The study was based on a survey conducted online in October, with 501 executives, directors and managers responding. It found not only that management is overwhelmingly (96%) knowledgeable about virtual events, but that corporate commitment to the channel is increasing.
“This year was the year of the virtual event,” said Kate Spellman, senior VP-managing director of UBM Studios. “I believe we're at a tipping point with this channel, that we've made the jump from merely virtual events to virtual business solutions.”
Fifty percent of survey respondents said they planned to increase their involvement with virtual events this year, while 48% planned to maintain their current commitment to the channel. Sixty percent said they planned to boost their use of virtual events next year.
Nearly two-thirds of respondents (63%) view virtual events as innovative marketing and communications vehicles, while 57% tout their ability to reduce sales and marketing costs.
“It's an interactive marketing environment, with social networking, blogging and community-targeted advertising,” Spellman said. “That's why we'll see virtual events grow. It's bringing all this interactivity together.”
Marketers strongly embrace webinars, with 71% of respondents currently using or considering using them. Internal learning, education and training (65%) also are popular uses for virtual events, with sales and board meetings (32%) and focus groups (23%) also used by many marketers.
However, a supposed strength of webinars—the ability to record them for later viewing—was found to have a relatively minimal impact on audience participation. Fewer than one-fifth of respondents reported increased viewership of their on-demand webinar presentations.

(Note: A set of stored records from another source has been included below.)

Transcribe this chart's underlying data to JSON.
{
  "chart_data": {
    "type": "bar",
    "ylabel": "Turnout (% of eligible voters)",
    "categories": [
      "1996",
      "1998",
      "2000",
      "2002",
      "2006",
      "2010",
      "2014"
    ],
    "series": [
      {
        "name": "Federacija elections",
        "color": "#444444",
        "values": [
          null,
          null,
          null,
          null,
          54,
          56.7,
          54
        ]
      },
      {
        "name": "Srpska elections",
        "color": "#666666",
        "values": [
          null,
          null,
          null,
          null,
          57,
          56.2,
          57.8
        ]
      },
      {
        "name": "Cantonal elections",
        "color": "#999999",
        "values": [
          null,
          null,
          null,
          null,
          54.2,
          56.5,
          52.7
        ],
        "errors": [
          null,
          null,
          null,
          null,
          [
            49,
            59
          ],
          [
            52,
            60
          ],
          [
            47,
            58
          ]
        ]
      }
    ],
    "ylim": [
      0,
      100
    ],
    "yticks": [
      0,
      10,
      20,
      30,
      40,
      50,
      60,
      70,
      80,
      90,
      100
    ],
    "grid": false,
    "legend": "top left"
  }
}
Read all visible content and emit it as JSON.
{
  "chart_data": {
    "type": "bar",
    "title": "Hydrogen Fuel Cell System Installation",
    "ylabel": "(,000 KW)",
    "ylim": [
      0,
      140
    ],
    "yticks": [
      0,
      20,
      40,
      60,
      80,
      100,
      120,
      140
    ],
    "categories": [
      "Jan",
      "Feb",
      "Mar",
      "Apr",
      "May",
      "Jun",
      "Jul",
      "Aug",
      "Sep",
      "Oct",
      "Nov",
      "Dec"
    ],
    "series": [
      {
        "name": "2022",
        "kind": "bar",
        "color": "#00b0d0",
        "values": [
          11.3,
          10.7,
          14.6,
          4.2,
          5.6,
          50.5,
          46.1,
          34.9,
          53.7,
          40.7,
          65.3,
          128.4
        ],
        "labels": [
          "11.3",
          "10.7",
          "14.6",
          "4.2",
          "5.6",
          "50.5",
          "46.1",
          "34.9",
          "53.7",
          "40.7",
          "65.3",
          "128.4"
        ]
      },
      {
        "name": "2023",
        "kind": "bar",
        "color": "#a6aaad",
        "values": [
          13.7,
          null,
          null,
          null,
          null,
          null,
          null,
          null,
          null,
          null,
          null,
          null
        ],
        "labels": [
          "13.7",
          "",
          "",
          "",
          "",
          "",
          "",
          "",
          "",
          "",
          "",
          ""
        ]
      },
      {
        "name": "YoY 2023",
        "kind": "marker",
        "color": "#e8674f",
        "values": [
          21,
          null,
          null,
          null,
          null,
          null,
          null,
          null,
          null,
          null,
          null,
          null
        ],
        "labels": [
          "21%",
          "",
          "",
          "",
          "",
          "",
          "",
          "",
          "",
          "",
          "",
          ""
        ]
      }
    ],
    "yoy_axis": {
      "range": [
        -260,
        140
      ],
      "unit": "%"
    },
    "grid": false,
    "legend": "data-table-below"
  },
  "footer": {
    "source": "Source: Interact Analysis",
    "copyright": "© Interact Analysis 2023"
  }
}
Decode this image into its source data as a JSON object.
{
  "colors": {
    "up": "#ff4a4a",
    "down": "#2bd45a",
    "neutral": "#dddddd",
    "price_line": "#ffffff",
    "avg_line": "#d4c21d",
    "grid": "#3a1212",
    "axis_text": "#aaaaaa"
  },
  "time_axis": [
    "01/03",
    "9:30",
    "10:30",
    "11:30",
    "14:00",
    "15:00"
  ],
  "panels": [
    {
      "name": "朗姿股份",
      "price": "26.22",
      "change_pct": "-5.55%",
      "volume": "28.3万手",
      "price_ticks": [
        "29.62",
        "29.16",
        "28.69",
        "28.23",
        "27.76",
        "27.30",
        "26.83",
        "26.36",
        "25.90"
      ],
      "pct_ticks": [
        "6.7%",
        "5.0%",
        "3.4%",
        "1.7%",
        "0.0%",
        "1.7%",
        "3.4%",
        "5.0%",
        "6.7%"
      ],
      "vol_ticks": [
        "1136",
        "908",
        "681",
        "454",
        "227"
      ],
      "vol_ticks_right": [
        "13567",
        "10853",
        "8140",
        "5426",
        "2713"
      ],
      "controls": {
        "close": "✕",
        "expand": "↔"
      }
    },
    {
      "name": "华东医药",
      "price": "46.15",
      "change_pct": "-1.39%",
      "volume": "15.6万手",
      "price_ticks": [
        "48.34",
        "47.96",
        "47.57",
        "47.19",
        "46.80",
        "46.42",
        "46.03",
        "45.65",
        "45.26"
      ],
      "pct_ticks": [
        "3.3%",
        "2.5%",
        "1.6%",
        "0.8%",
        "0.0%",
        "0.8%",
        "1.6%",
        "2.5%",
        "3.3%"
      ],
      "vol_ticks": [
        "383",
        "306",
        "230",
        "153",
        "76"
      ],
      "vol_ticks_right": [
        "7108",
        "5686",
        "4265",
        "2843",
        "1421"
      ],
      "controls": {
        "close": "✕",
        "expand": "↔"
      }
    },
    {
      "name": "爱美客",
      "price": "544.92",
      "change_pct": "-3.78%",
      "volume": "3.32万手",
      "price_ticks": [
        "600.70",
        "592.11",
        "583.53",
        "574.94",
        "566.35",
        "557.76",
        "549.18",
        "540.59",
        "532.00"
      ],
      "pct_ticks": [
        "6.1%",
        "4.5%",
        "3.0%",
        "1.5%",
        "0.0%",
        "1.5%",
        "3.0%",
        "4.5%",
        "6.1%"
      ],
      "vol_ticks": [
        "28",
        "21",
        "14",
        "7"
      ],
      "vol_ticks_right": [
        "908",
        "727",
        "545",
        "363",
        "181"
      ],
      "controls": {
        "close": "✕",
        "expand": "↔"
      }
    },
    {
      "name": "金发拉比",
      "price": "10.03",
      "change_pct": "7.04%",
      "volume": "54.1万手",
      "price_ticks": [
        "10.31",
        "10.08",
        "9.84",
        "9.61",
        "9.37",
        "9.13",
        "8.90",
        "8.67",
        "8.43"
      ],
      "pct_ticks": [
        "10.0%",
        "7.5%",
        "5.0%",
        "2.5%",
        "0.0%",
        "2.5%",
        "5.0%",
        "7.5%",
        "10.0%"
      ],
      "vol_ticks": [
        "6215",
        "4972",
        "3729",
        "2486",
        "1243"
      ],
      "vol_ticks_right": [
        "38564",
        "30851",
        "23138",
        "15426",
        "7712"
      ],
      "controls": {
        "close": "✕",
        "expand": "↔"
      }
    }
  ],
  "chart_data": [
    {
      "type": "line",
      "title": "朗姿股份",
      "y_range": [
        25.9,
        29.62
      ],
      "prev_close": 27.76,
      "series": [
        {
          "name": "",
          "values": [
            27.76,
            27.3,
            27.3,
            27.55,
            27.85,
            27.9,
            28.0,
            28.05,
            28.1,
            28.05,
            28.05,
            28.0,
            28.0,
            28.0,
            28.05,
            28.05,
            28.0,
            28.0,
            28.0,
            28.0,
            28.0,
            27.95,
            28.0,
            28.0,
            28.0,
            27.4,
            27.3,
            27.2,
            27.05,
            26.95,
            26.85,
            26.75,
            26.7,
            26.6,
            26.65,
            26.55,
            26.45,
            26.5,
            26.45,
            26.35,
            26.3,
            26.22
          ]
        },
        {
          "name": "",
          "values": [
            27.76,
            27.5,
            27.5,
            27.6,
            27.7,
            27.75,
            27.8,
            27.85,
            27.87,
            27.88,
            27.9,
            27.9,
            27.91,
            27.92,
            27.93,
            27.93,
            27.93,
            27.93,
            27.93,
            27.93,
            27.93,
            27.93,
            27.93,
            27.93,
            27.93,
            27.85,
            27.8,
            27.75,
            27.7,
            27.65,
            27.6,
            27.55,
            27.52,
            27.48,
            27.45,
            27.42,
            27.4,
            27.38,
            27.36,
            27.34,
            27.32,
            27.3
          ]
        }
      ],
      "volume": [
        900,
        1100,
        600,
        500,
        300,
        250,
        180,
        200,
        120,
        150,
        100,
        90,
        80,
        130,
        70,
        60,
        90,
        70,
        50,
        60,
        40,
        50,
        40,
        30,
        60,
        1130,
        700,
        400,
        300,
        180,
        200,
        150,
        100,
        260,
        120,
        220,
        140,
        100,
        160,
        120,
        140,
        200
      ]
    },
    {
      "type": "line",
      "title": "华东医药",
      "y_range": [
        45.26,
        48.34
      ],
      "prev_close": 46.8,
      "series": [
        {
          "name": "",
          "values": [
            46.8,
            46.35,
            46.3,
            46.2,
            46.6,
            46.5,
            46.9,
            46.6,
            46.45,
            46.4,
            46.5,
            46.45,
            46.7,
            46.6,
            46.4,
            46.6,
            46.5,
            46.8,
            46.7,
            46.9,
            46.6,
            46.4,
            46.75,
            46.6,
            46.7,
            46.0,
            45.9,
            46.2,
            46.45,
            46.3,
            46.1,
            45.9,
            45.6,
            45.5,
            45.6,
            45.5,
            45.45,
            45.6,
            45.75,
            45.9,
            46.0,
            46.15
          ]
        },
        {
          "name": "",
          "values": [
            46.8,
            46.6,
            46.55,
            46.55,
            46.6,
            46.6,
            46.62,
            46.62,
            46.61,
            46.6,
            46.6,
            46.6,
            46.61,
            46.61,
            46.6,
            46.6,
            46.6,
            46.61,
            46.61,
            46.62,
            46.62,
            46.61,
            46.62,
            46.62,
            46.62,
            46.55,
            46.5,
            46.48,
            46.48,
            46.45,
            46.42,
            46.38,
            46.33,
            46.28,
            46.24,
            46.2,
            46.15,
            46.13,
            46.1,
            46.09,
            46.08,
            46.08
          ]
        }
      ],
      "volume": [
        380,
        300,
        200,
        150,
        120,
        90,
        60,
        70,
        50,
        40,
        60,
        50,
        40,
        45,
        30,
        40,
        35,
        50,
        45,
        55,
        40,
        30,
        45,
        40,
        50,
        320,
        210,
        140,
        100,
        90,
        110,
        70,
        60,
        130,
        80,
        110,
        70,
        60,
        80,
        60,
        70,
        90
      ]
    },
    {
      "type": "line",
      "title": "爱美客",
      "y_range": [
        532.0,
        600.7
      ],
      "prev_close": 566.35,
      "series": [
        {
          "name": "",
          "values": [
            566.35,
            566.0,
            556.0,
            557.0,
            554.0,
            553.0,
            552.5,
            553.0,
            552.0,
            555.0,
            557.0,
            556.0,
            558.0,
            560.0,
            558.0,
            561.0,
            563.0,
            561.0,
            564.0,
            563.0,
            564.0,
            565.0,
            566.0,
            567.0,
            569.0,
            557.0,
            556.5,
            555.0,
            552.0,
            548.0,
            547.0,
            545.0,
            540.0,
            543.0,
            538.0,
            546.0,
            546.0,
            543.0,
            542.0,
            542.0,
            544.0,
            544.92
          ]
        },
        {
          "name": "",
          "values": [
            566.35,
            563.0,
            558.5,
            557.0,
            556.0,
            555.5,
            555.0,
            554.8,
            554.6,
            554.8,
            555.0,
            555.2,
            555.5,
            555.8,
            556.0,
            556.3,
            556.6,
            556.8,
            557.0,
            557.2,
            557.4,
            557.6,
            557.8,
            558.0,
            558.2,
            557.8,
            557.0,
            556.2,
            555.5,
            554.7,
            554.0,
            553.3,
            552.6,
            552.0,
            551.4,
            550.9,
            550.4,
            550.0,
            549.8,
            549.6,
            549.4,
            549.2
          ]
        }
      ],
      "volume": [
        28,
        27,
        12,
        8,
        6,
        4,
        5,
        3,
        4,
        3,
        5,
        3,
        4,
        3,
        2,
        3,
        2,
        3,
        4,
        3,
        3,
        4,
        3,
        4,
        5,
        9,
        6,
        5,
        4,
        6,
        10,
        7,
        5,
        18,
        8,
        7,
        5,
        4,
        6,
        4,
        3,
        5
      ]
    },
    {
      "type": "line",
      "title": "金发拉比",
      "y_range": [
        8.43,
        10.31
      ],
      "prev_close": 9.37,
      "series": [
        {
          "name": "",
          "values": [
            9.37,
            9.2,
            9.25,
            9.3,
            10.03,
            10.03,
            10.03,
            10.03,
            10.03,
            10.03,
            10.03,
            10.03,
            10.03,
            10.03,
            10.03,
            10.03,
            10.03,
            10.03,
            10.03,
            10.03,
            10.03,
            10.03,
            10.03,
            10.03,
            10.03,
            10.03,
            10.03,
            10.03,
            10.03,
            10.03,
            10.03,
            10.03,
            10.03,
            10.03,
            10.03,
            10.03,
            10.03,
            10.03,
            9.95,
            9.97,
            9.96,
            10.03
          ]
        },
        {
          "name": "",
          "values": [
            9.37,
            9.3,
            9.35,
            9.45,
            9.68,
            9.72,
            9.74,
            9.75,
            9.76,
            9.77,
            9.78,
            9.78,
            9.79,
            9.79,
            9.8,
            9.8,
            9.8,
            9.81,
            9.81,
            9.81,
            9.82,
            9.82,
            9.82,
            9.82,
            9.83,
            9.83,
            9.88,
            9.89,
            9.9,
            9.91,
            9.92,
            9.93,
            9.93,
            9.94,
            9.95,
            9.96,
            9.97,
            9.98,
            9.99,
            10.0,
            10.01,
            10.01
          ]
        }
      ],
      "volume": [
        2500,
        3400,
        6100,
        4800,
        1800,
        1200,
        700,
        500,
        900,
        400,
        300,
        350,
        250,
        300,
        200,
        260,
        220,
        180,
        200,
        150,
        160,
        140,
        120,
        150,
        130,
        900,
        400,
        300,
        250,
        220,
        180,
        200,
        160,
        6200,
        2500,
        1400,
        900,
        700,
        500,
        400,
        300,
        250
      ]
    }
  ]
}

“There's something appealing about attending a live webinar, knowing it's happening right now and that you can interact with the speakers,” said Aaron Spetner, president of Spetnik Solutions, a website design and communications company and a respondent to the survey. “If it's not live, even if it's interesting, I just put off watching it.”
Thirty-five percent of respondents said the strength of virtual events lies in their being staged simultaneously with a live event. “Virtual events simultaneous with live events are great,” Spetner said. “If I can't go to the live event, I'll look over the schedule and tune in to what interests me.”
While marketers are intrigued by virtual events as innovative marketing and communications vehicles, there is an abiding sense that they result in a loss of the “personal touch”; 54% of respondents indicated this loss of face-to-face experiences was an obstacle to their using virtual events.
Forty-four percent of respondents said they worry about the prospect of poor attendance at virtual events, citing the still-emerging nature of the events as contributing to “a lack of acceptance in the market.”
“While travel costs are significant, it can be more effective to fly to Tokyo and have that face-to-face meeting because of those cultural protocols that can't be translated in the virtual interface,” said Jim Spinello, senior VP-marketing communications at rEvolution, a sports marketing agency.
Other concerns expressed by respondents included the reliability of virtual event technology (26%), costs (26%) and lack of personal understanding of how to organize a virtual event (18%).
These concerns don't necessarily conflict with the survey's generally upbeat findings, as respondents seemed to be saying that virtual events can be a strong addition as long as marketers don't assume that interest in the technology alone will drive success.
“We have exhibited at two virtual trade shows in the past, and the first one we fell flat on our face,” said Jonathan Floyd, director of accounts receivable consultancy Brown & Joseph. “It was a combination of who we were exhibiting with—they didn't set it up right to drive traffic—and that what we had put together for display wasn't exciting.”
Floyd said he picked a better show organizer the second time around, put together a prize package to attract visitors to their virtual booth and staffed that booth with better prepared company personnel ready to engage visitors.
“It drove traffic. We got good brand recognition and were able to generate two very strong leads, one of which turned into a sale,” Floyd said. “We tripled our investment. ”
The BtoB/UBM survey drew the largest share (27%) of its respondents from high-tech and communications companies, with strong representation from manufacturing, financial services and entertainment/ media companies. Eighty-- eight percent of respondents were VP or higher, directors or managers.